Which brings me to my next gripe – the portrayal of Rebecca. Rebecca has to be beautiful and glamorous so the more ordinary J is jealous of her and her feelings of inadequacy heightened. Mrs Danvers taunts J with all the lovely things in Rebecca’s room that she keeps as a shrine to her. Rebecca keeps herself well-groomed, wears expensive clothes, goes up to London to shop. So? She’s an upper-class woman married to an extremely wealthy man. Maxim would have known this about her, as well as her love of the good life before he married her. We are supposed to believe she can make herself charming to everybody and she hoodwinked him. On her honeymoon on the French Riviera she tells him the truth (at the very spot he takes J on their first outing – on a cliff overlooking the sea). Maxim is so incensed that he contemplates throwing Rebecca off – nice! Never heard of divorce, Maxim? Rebecca’s ‘sin’ and what makes the shooting of her understandable, and forgivable to our heroine, is that she has some unspecified unsavoury tastes. As far as we can tell, these are parties, drink and promiscuity – the same ‘sins’ that if a man showed them, the wife would be expected to put up with them. Maxim has to kill her because she’s taken to inviting her not-very-nice friends down to his beloved Manderley. By the way, no one else has an inkling Rebecca is anything other than wonderful but to rub it in Du Maurier has her hit on Maxim’s sister’s portly, old fuddy-duddy husband, Giles, possibly for a laugh, possibly because she’s insatiable – she also has an affair with her smarmy cousin, Favell, again, for no understandable reason. In fact, Rebecca is even at fault in her own death, smiling as Maxim shoots her in a sort of suicide-by-husband, we are supposed to believe. The one thing that does make her plainly reprehensible is the threat to put Ben, an intellectually disabled man, ‘in the asylum’ if he breathes a word of her goings on in the cottage on the bay. She should have been able to charm him the way she did everyone else but Du Maurier needs this threat to build tension in the inquest section near the end. I’m sure Du Maurier does not intend it, but Rebecca’s venality here is offset somewhat, by our heroine (and Maxim) referring to Ben as the ‘idiot’ and imputing him with a ‘sly smile’.

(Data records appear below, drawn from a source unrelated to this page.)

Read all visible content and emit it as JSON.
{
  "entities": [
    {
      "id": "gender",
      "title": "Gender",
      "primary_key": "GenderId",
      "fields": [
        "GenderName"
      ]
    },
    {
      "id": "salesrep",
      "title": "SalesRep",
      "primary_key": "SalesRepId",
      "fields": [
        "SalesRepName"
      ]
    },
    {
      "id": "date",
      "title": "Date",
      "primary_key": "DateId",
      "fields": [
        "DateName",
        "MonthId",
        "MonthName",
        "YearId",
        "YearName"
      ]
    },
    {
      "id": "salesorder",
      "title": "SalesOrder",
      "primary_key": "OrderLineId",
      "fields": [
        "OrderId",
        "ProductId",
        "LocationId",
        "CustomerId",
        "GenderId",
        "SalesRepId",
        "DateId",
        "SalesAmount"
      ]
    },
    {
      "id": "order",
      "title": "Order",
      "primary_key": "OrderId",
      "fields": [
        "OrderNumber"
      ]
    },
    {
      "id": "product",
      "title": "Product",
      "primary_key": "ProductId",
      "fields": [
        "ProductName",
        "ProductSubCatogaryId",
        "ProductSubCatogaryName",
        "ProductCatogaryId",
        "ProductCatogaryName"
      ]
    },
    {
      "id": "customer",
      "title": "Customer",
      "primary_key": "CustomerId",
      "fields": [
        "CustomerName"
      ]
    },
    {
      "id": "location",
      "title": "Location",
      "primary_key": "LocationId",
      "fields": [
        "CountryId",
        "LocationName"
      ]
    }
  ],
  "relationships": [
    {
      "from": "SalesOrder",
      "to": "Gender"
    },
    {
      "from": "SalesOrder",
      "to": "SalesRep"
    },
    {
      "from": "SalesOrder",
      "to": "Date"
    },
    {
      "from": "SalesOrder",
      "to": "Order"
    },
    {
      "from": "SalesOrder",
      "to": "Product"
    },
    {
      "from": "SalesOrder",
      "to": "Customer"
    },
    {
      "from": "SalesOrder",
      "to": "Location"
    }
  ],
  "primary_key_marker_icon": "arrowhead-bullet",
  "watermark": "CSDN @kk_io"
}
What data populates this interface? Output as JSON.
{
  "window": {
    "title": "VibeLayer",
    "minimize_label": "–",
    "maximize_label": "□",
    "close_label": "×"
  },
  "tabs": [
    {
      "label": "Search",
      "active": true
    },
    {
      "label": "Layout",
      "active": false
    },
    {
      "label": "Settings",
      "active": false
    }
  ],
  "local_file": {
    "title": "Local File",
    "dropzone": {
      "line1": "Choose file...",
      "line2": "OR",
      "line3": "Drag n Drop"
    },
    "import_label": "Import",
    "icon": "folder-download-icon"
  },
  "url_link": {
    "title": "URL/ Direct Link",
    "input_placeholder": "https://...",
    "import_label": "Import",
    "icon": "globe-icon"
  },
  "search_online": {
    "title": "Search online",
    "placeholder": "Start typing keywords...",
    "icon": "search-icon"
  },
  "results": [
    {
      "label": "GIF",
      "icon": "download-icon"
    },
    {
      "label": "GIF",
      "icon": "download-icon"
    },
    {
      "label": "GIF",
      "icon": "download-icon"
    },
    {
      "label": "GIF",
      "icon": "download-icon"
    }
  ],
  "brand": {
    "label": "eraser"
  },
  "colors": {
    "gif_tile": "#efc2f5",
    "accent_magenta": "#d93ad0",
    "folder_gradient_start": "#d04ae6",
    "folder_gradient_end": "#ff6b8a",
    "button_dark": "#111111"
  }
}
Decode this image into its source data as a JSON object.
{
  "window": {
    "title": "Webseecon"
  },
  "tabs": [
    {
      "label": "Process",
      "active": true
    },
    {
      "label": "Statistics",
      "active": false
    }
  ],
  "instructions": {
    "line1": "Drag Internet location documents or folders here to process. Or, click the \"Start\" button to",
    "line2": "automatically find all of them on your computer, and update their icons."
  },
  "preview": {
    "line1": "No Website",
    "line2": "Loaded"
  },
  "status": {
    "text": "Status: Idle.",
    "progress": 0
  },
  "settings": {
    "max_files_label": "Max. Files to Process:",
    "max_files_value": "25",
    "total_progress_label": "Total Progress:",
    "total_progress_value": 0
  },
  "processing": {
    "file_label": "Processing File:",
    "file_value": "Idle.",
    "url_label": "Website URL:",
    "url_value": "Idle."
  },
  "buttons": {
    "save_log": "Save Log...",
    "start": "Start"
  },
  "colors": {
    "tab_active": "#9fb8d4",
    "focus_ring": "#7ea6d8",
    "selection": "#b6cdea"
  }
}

This is not to say Rebecca is not a good book in many ways. I admire the control du Maurier has over the story – the structure is masterly, the reader is led down several garden paths, and the atmosphere is beautifully evoked. Many novels (and novelists) go out of favour because of the values they inhere but some, such as Rebecca, manage to dodge this. Perhaps the novel is not seen as literature, and so it gets a leave pass, or we convince ourselves that a life of comfortable idleness abroad is sufficient penance for a murderer and his wife (an ‘accessory after the fact’). But, who cares? She gets her man and that’s the main thing.